17 nov 2014

APPLAUSI & OVAZIONI

"Ma quant'è bravo, che bel discorso, quante belle cose che ha detto!" E giù applausi a strafottere, ovazioni e urletti di gioia. Seguono consensi e adesioni più o meno ragionate alle tesi appena ascoltate. Già perchè noi gli applausi non li lesiniamo a nessuno, e nemmeno le ovazioni. Ci lasciamo trascinare dai bei discorsi soprattutto se hanno a che fare con i nostri problemi quotidiani. Applaudiamo così, tanto per fare allegria, magari per sentirci affratellati gli uni agli altri o semplicemente per fare festa.

L'applauso è diventato uno sport nazionale e lo pratichiamo comunque e dovunque, anche nei casi in cui non se ne sentirebbe alcuna necessità. Lo facciamo per esempio ad un funerale (ma che bisogno c'è di mostrare tripudio in tali tristi occasioni), lo elargiamo sfrontatamente al pilota del nostro aereo dopo un atterraggio (come se avesse fatto una cosa eccezionale e non semplicemente il suo lavoro), procediamo con un un nutrito applauso alla fine di una importante riunione aziendale (non importa quale stronzata sia stata detta o decisa) purchè presenziata da un alto dirigente.

Il grave è che queste manifestazioni di pubblico apprezzamento spesso degenerano in manifestazioni di demenza collettiva. Ci sono  quelli che, nel tentativo di mostrarsi più solerti e in totale spregio al sistema uditivo degli astanti, oltre ad applaudire sbattono ritmicamente i piedi per terra. C'è poi l'insana pratica della "standing ovation" dove, per emulare qualche esagitato esibizionista che invece di frequentare un centro di igiene mentale ritiene di applaudire meglio in posizione eretta, l'intera platea si sente obbligata a procedere con l'acclamazione posizionandosi, in barba alla comodità della propria poltrona, sciaguratamente in piedi.

E che si può dire dell'applausometro? E' sicuramente un infernale attrezzo tecnologico che si propone di misurare l'intensità dell'applauso ma che in realtà ha lo scopo di sollecitare i più svogliati applauditori e a dare all'applauso quel magico attributo che si identifica con l'aggettivo di "scrosciante". Senza poi dimenticare l'aberrante fenomeno della "claque", cioè di coloro che per applaudire a comando sono addirittura pagati. Incredibile.

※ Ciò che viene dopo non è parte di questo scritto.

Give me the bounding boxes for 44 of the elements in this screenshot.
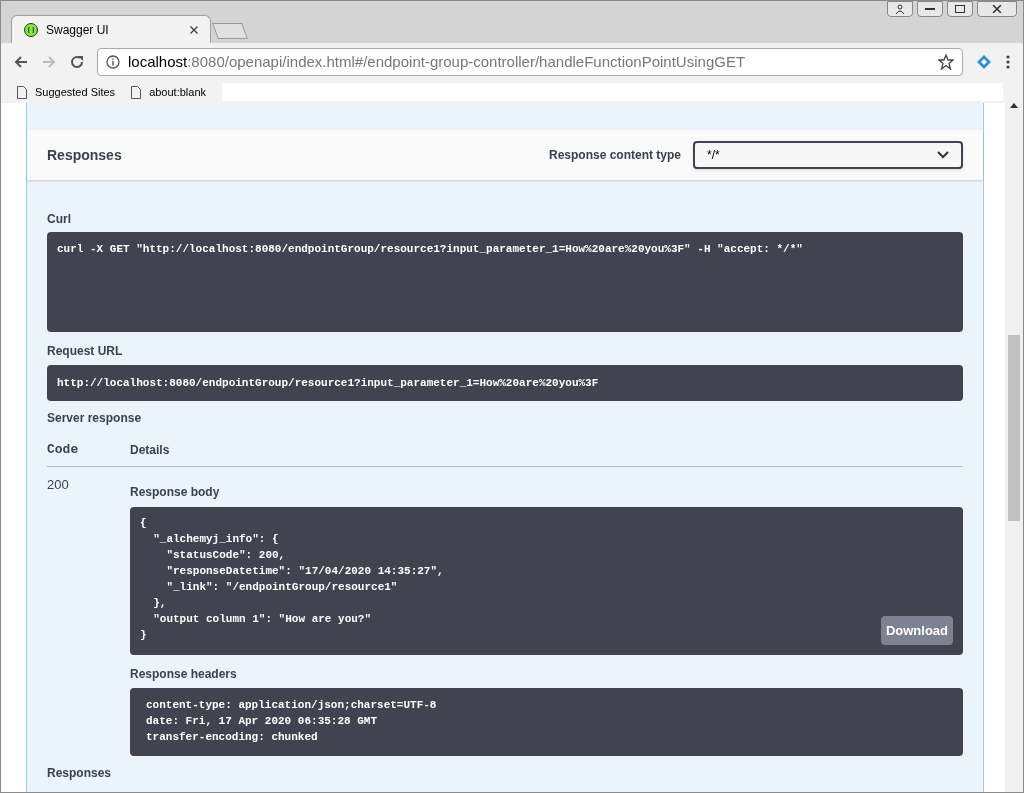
back-icon[interactable] [13, 54, 29, 70]
maximize-button[interactable] [947, 1, 973, 17]
response-body-label: Response body [130, 484, 221, 501]
response-headers-label: Response headers [130, 666, 238, 683]
chevron-down-icon [937, 151, 949, 159]
request-url-block: http://localhost:8080/endpointGroup/resource1?input_parameter_1=How%20are%20you%3F [47, 365, 963, 401]
maximize-icon [955, 5, 965, 13]
page-icon [17, 85, 27, 99]
curl-command-block: curl -X GET "http://localhost:8080/endpointGroup/resource1?input_parameter_1=How%20are%20you%3F" -H "accept: */*" [47, 232, 963, 332]
content-type-label: Response content type [548, 147, 681, 164]
reload-icon[interactable] [69, 54, 85, 70]
responses-label: Responses [47, 765, 113, 782]
scrollbar-thumb[interactable] [1008, 335, 1020, 521]
section-title: Responses [47, 145, 123, 165]
star-icon[interactable] [938, 54, 954, 70]
minimize-icon [925, 7, 935, 11]
content-type-select[interactable]: */* [693, 141, 963, 169]
bookmark-link[interactable]: Suggested Sites [35, 83, 116, 101]
column-header: Code [47, 440, 80, 459]
bookmark-link[interactable]: about:blank [149, 83, 206, 101]
server-response-label: Server response [47, 410, 143, 427]
close-icon[interactable] [190, 25, 198, 34]
profile-button[interactable] [887, 1, 913, 17]
scrollbar[interactable] [1005, 103, 1023, 792]
response-body-text: { "_alchemyj_info": { "statusCode": 200, "responseDatetime": "17/04/2020 14:35:27", "_link": "/endpointGroup/resource1" }, "output column 1": "How are you?" } [140, 516, 444, 643]
status-code: 200 [47, 476, 70, 494]
menu-icon[interactable] [1005, 54, 1011, 70]
download-button[interactable]: Download [880, 615, 953, 645]
request-url-label: Request URL [47, 343, 124, 360]
minimize-button[interactable] [917, 1, 943, 17]
close-window-button[interactable] [977, 1, 1017, 17]
tab-title: Swagger UI [46, 21, 110, 39]
person-icon [895, 4, 905, 14]
close-icon [992, 5, 1002, 13]
extension-icon[interactable] [975, 53, 993, 71]
swagger-logo-icon [24, 22, 38, 37]
column-header: Details [130, 441, 170, 459]
info-icon [106, 55, 120, 69]
curl-label: Curl [47, 211, 72, 228]
page-icon [131, 85, 142, 99]
response-headers-block: content-type: application/json;charset=UTF-8 date: Fri, 17 Apr 2020 06:35:28 GMT transfer-encoding: chunked [130, 688, 963, 756]
address-bar[interactable]: localhost:8080/openapi/index.html#/endpoint-group-controller/handleFunctionPointUsingGET [97, 48, 963, 76]
url-text: localhost:8080/openapi/index.html#/endpoint-group-controller/handleFunctionPointUsingGET [128, 51, 747, 72]
browser-tab[interactable]: Swagger UI [11, 15, 211, 43]
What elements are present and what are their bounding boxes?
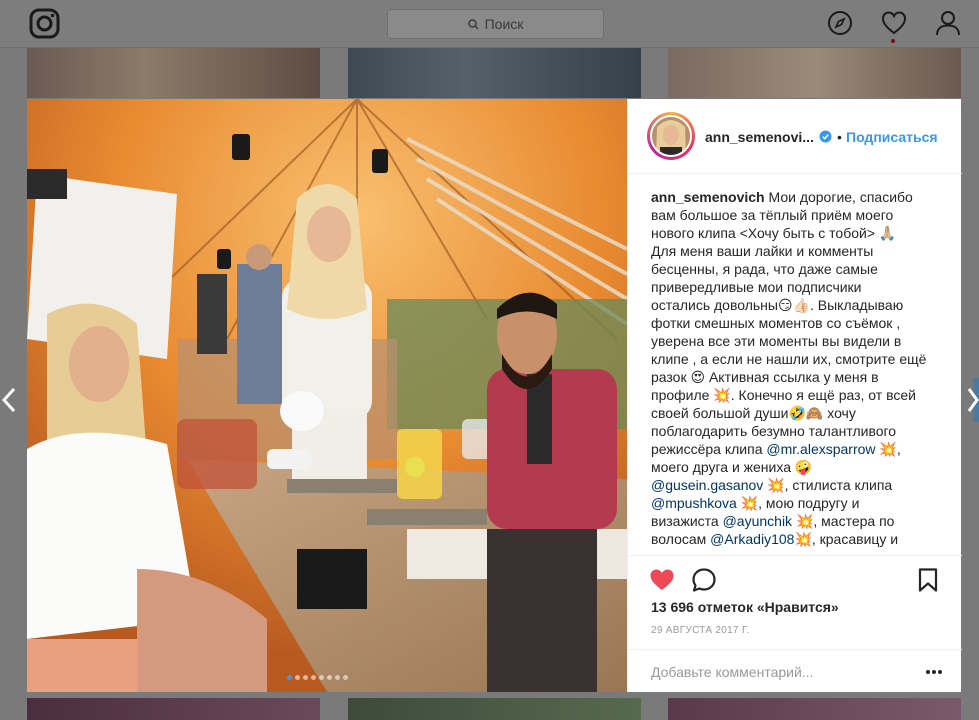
feed-thumbnail[interactable] [27,698,320,720]
compass-icon[interactable] [827,10,853,36]
carousel-dot [287,675,292,680]
like-count[interactable]: 13 696 отметок «Нравится» [651,599,839,615]
search-box[interactable]: Поиск [387,9,604,39]
verified-badge-icon [819,130,832,143]
mention-makeup[interactable]: @ayunchik [723,513,792,529]
carousel-indicator [287,675,348,680]
caption-text-segment: волосам [651,531,711,547]
instagram-logo-icon[interactable] [29,8,60,39]
post-username[interactable]: ann_semenovi... [705,129,814,145]
mention-director[interactable]: @mr.alexsparrow [766,441,875,457]
feed-thumbnail[interactable] [668,698,961,720]
post-modal: ann_semenovi... • Подписаться ann_semeno… [27,99,962,692]
carousel-dot [319,675,324,680]
avatar-image [652,117,690,155]
mention-stylist[interactable]: @mpushkova [651,495,737,511]
notification-dot [891,39,895,43]
like-heart-filled-icon[interactable] [649,567,675,593]
caption-text-segment: визажиста [651,513,723,529]
caption-text: Мои дорогие, спасибо вам большое за тёпл… [651,189,927,457]
next-post-arrow-icon[interactable] [965,386,979,414]
person-icon[interactable] [935,10,961,36]
feed-thumbnail[interactable] [348,48,641,98]
heart-outline-icon[interactable] [881,10,907,36]
follow-button[interactable]: Подписаться [846,129,938,145]
caption-author[interactable]: ann_semenovich [651,189,765,205]
previous-post-arrow-icon[interactable] [0,386,20,414]
post-header: ann_semenovi... • Подписаться [628,99,962,174]
mention-hair[interactable]: @Arkadiy108 [710,531,794,547]
caption-text-segment: 💥, красавицу и [794,531,899,547]
feed-thumbnail[interactable] [668,48,961,98]
caption-text-segment: 💥, мастера по [792,513,895,529]
caption-text-segment: моего друга и жениха 🤪 [651,459,813,475]
caption-text-segment: 💥, стилиста клипа [763,477,893,493]
carousel-dot [335,675,340,680]
bookmark-icon[interactable] [915,567,941,593]
post-caption: ann_semenovich Мои дорогие, спасибо вам … [651,188,943,556]
search-placeholder: Поиск [484,16,524,32]
feed-thumbnail[interactable] [348,698,641,720]
caption-text-segment: 💥, мою подругу и [736,495,860,511]
comment-bar [628,649,962,693]
carousel-dot [295,675,300,680]
feed-thumbnail[interactable] [27,48,320,98]
caption-text-segment: 💥, [875,441,901,457]
post-photo[interactable] [27,99,627,692]
post-photo-image [27,99,627,692]
post-actions [628,565,962,595]
story-ring[interactable] [647,112,695,160]
comment-input[interactable] [651,662,911,682]
post-date[interactable]: 29 АВГУСТА 2017 Г. [651,625,750,636]
search-icon [467,18,479,30]
top-navigation-bar: Поиск [0,0,979,48]
carousel-dot [343,675,348,680]
comment-bubble-icon[interactable] [691,567,717,593]
carousel-dot [327,675,332,680]
post-sidebar: ann_semenovi... • Подписаться ann_semeno… [627,99,962,692]
mention-husband[interactable]: @gusein.gasanov [651,477,763,493]
header-separator: • [837,129,842,145]
divider [628,555,962,556]
more-options-icon[interactable] [924,664,944,680]
carousel-dot [311,675,316,680]
carousel-dot [303,675,308,680]
avatar[interactable] [650,115,692,157]
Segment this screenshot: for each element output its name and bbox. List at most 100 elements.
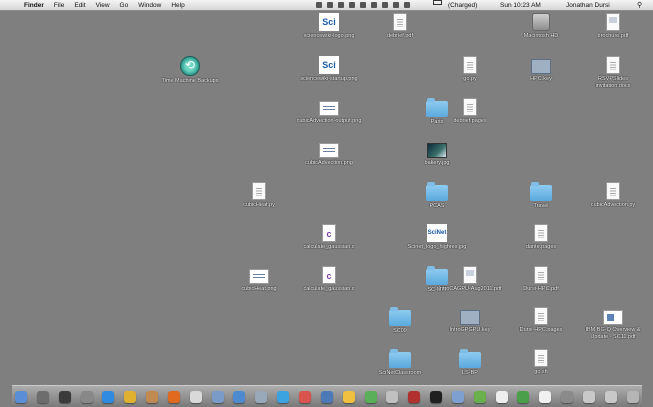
- desktop-item-bakery-jpg[interactable]: bakery.jpg: [404, 140, 470, 167]
- textedit-icon[interactable]: [539, 390, 552, 403]
- desktop-item-label: go.sh: [534, 369, 548, 375]
- desktop-item-label: cubicHeat.png: [241, 286, 277, 292]
- desktop-item-label: brochure.pdf: [597, 33, 629, 39]
- iphoto-icon[interactable]: [211, 390, 224, 403]
- addressbook-icon[interactable]: [146, 390, 159, 403]
- menu-clock[interactable]: Sun 10:23 AM: [500, 0, 541, 11]
- desktop-item-dursi-hpc-pages[interactable]: Dursi-HPC.pages: [508, 307, 574, 334]
- desktop-item-macintosh-hd[interactable]: Macintosh HD: [508, 13, 574, 40]
- desktop-item-intro-gpgpu-key[interactable]: IntroGPGPU.key: [437, 307, 503, 334]
- omnigraffle-icon[interactable]: [473, 390, 486, 403]
- desktop-item-cubicheat-png[interactable]: cubicHeat.png: [226, 266, 292, 293]
- desktop-item-debrief-pdf[interactable]: debrief.pdf: [367, 13, 433, 40]
- desktop-item-rsvp-invitation[interactable]: RSVPSlides invitation.docx: [580, 56, 646, 89]
- desktop-item-time-machine[interactable]: Time Machine Backups: [157, 56, 223, 85]
- xcode-icon[interactable]: [451, 390, 464, 403]
- menu-finder[interactable]: Finder: [24, 0, 44, 11]
- systemprefs-icon[interactable]: [561, 390, 574, 403]
- desktop-item-label: SciNetClassroom: [378, 370, 422, 376]
- terminal-icon[interactable]: [430, 390, 443, 403]
- finder-icon[interactable]: [15, 390, 27, 403]
- spotlight-icon[interactable]: ⚲: [637, 0, 642, 11]
- desktop-item-folder-travel[interactable]: Travel: [508, 182, 574, 210]
- menu-user[interactable]: Jonathan Dursi: [566, 0, 610, 11]
- photobooth-icon[interactable]: [58, 390, 71, 403]
- desktop-item-ibm-bgq-pdf[interactable]: IBM BG-Q Overview & Update - SC11.pdf: [580, 307, 646, 340]
- timemachine-icon[interactable]: [371, 2, 377, 8]
- document-icon: [606, 56, 620, 74]
- dropbox-icon[interactable]: [316, 2, 322, 8]
- battery-status[interactable]: (Charged): [433, 0, 483, 11]
- desktop-item-label: IntroCAGPU-Aug2011.pdf: [438, 286, 502, 292]
- desktop-item-folder-scinetclassroom[interactable]: SciNetClassroom: [367, 349, 433, 377]
- pages-icon[interactable]: [342, 390, 355, 403]
- menu-window[interactable]: Window: [138, 0, 161, 11]
- menu-bar: Finder File Edit View Go Window Help (Ch…: [0, 0, 653, 11]
- safari-icon[interactable]: [102, 390, 115, 403]
- keynote-file-icon: [531, 59, 551, 74]
- sync-icon[interactable]: [360, 2, 366, 8]
- desktop-item-label: cubicAdvection-output.png: [296, 118, 362, 124]
- skype-icon[interactable]: [277, 390, 290, 403]
- chrome-icon[interactable]: [124, 390, 137, 403]
- desktop-item-cubicheat-py[interactable]: cubicHeat.py: [226, 182, 292, 209]
- desktop-item-cubicadvection-py[interactable]: cubicAdvection.py: [580, 182, 646, 209]
- pdf-file-icon: [606, 13, 620, 31]
- menu-edit[interactable]: Edit: [74, 0, 85, 11]
- menu-go[interactable]: Go: [120, 0, 129, 11]
- menu-view[interactable]: View: [96, 0, 110, 11]
- activity-icon[interactable]: [517, 390, 530, 403]
- desktop-item-brochure-pdf[interactable]: brochure.pdf: [580, 13, 646, 40]
- cloud-icon[interactable]: [349, 2, 355, 8]
- firefox-icon[interactable]: [167, 390, 180, 403]
- dock: [12, 385, 642, 407]
- trash-icon[interactable]: [626, 390, 639, 403]
- wifi-icon[interactable]: [393, 2, 399, 8]
- ical-icon[interactable]: [189, 390, 202, 403]
- desktop-item-dursi-hpc-pdf[interactable]: Dursi-HPC.pdf: [508, 266, 574, 293]
- desktop-item-intro-cagpu-pdf[interactable]: IntroCAGPU-Aug2011.pdf: [437, 266, 503, 293]
- ical2-icon[interactable]: [298, 390, 311, 403]
- desktop-item-folder-pcas[interactable]: PCAS: [404, 182, 470, 210]
- desktop-item-sciencewiki-startup[interactable]: Sci sciencewiki-startup.png: [296, 56, 362, 83]
- desktop-item-label: Dursi-HPC.pages: [519, 327, 563, 333]
- x11-icon[interactable]: [495, 390, 508, 403]
- itunes-icon[interactable]: [233, 390, 246, 403]
- numbers-icon[interactable]: [364, 390, 377, 403]
- volume-icon[interactable]: [404, 2, 410, 8]
- menu-extras: [316, 2, 415, 8]
- desktop-item-calculate-gaussian-c[interactable]: c calculate_gaussian.c: [296, 224, 362, 251]
- launchpad-icon[interactable]: [80, 390, 93, 403]
- desktop-item-cubicadvection-output[interactable]: cubicAdvection-output.png: [296, 98, 362, 125]
- desktop-item-go-sh[interactable]: go.sh: [508, 349, 574, 376]
- desktop-item-hpc-key[interactable]: HPC.key: [508, 56, 574, 83]
- desktop-item-folder-ls-bp[interactable]: LS-BP: [437, 349, 503, 377]
- desktop-item-calculate-gaussian-c2[interactable]: c calculate_gaussian.c: [296, 266, 362, 293]
- preview-icon[interactable]: [255, 390, 268, 403]
- menu-help[interactable]: Help: [171, 0, 184, 11]
- desktop-item-folder-sc09[interactable]: SC09: [367, 307, 433, 335]
- keynote-icon[interactable]: [320, 390, 333, 403]
- acrobat-icon[interactable]: [408, 390, 421, 403]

Ma la voglia di applaudire per una qualsiasi cosa rimane latente. Esiste sottopelle, forse come fatto liberatorio. Così alle solite riunioni di condominio, dopo le fatidiche parole dell'amministratore "per oggi abbiamo finito", vedo che ai presenti gli prudono le mani e che desidererebbero concludere il "brain storming" condominiale, indipendentemente da ciò che si è detto, con un fragoroso applauso. Ovviamente in tal caso escludendo,  per via degli angusti spazi in cui solitamente si tengono queste miserande assemble, una calorosa "standing ovation".

Ma anche nelle funzioni religiose, soprattutto nella messa domenicale, dopo che il celebrante ha pronunciato le parole di rito "andate la messa è finita" i partecipanti a stento si trattengono dall'esplodere in una fragorosa ovazione. Nascondono così le mani in tasca, si guardano furtivi e si chiedono come mai sentono quella strana esigenza di applaudire. 

Insomma, applausi, applausi per tutti, applausi per le nascite, per le morti, per i matrimoni, per le cresime. Applausi per le partite di calcio, per i concerti, per gli spettacoli. Applausi perfino al cuoco per l'ottima cena, per una sfilata di moda, per i leader politici, ministri, sottosegretari e compagnia cantante. 

Si, ma a quando gli applausi per gli esodati, i cassaintegrati, i licenziati, i senza lavoro, i giovani con una o più lauree che bighellonano tutto il giorno cercando lavoro, per i poveracci che stentano a mettere assieme pranzo e cena, per quelli che a cinquant'anni si ritrovano senza pensione e senza stipendio? La domanda è puramente retorica, ma la risposta è decisamente amara: mai.